I like the point one package per directory (or may be even a file?) rather than having to edit a humongous .json.

[timotheecour]

proposal:

• write a tool that splits existing json into its individual array elements (ie 1 per package), and saves them as mypkg.json for a package called mypkg
• the existing json could then be auto-generated (ie, either not checked in, or checked in but updated after each commit using a git commit hook), from individual mypkg.json files in that repo btw, so it’ll make migration easy (ie existing tools that depend on that single json file would continue to work)

note:

checking it in might make it simpler, eg so that nimble refresh only has to download 1 file

file organization

packages/mypkg1.json # all pacakges go here
blacklist.json # ignore packages specified here
autogenerated_list.json # large auto generated package list

[yglukhov]

One potential drawback with this proposal is that you won't be able to as easily add a new package using just the GitHub web interface.
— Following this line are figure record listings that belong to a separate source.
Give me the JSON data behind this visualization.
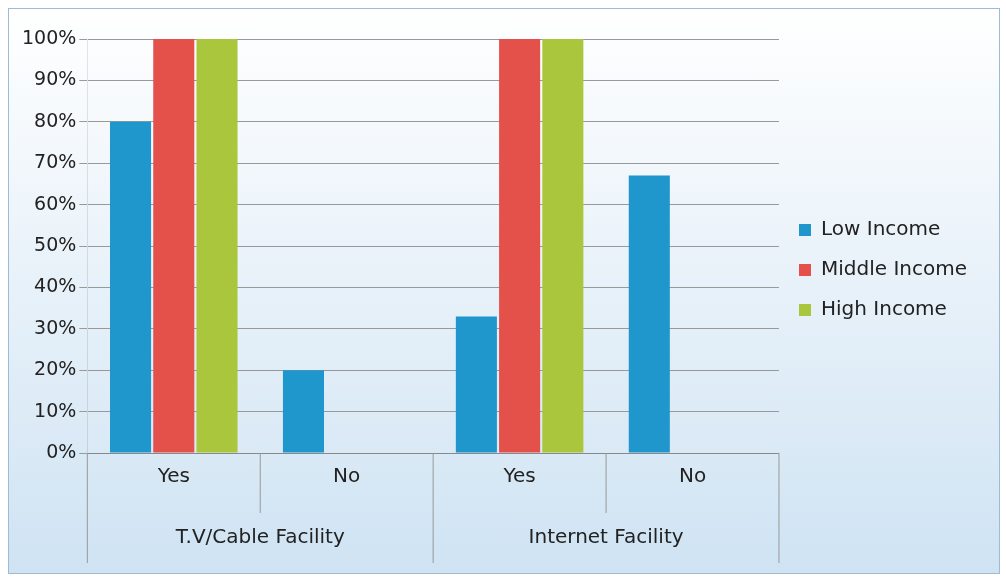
{
  "chart_data": {
    "type": "bar",
    "categories": [
      "Yes",
      "No",
      "Yes",
      "No"
    ],
    "series": [
      {
        "name": "Low Income",
        "color": "#1f96cc",
        "values": [
          80,
          20,
          33,
          67
        ]
      },
      {
        "name": "Middle Income",
        "color": "#e4504a",
        "values": [
          100,
          0,
          100,
          0
        ]
      },
      {
        "name": "High Income",
        "color": "#a9c63c",
        "values": [
          100,
          0,
          100,
          0
        ]
      }
    ],
    "ylim": [
      0,
      100
    ],
    "yticks": [
      {
        "value": 0,
        "label": "0%"
      },
      {
        "value": 10,
        "label": "10%"
      },
      {
        "value": 20,
        "label": "20%"
      },
      {
        "value": 30,
        "label": "30%"
      },
      {
        "value": 40,
        "label": "40%"
      },
      {
        "value": 50,
        "label": "50%"
      },
      {
        "value": 60,
        "label": "60%"
      },
      {
        "value": 70,
        "label": "70%"
      },
      {
        "value": 80,
        "label": "80%"
      },
      {
        "value": 90,
        "label": "90%"
      },
      {
        "value": 100,
        "label": "100%"
      }
    ],
    "annotations": [
      "T.V/Cable Facility",
      "Internet Facility"
    ],
    "grid": "y",
    "legend": "right"
  }
}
Actually you can create files through web interface.

[genotrance]

You can also create a folder structure using tab though its not intuitive.

[FedericoCeratto]

Problems

1. The packages.json file is getting bigger. It could become slow to parse. It is awkward to edit. It requires contributors to have a GitHub account. It requires PR approval to prevent package hijacking.
2. sometimes GH repos ar deleted, and some countries block GitHub, and GitHub refuses to serve some other countries.
3. Implementing a Nim distribution: Developing Nim's stdlib and a Nim distribution RFCs#173

Proposal
Precompute index files centrally: a <keyword> -> <package name> k/v map, to look up packages by keyword/tag; Also a <package name> -> <package metadata> map. Ship the two indexes as binary/compressed files for fast transfer and fast lookup time.

Run a simple service similar to pypi.org to handle package creation/update and generate the indexes. Initially it could feed from GH and/or use GH as a backend to store the indexes.

Future goals
Store compressed tarballs of released packages. This is useful in case of dead repos, and in countries that block GitHub, and countries that GitHub refuses to serve.
Check URL / git repo existence before accepting a new package.

Moonshot goals
Let package owners sign metadata. Also use the signature to allow allow owners to update/delete packages without having to store logins and passwords.
Verify signed tarballs from GH (and other sources) against the owner pubkey.
A pool of "admin" pubkeys is allowed to update/delete other packages.
A pool of "contributor" pubkeys can vet trusted packages by adding a "vote +1" signature. Nimble can warn before installing unvetted packages.
This implements most of the building blocks for a Nim distribution described in nim-lang/RFCs#173

Update from a conversation with Araq:
A small database is preferred over a directory because it can be: downloaded easily over plain http, replaced atomically on disk, checksummed to verify integrity, signed.
SQLite is supported by the stdlib, has a stable format, works cross-platform, has really good lookup timing.

[dom96]

A small database is preferred over a directory because it can be: downloaded easily over plain http, replaced atomically on disk, checksummed to verify integrity, signed.
SQLite is supported by the stdlib, has a stable format, works cross-platform, has really good lookup timing.

Nothing is simpler than a directory structure. SQLite is a dependency and I would not wish to make Nimble depend on it.

Everything else sounds good to me on the surface. It'll be the details of how you implement this that I may disagree with, but just go for it :)

[ZeroAurora]

Any progress here? I'm learning Nim but found the package list is pretty ugly. Maybe we can separate it to single files in an other branch (using a script for migration), and compile them into a single json file using CI for backward compability.
Using git or tarball to fetch the package repo is preferred by me though.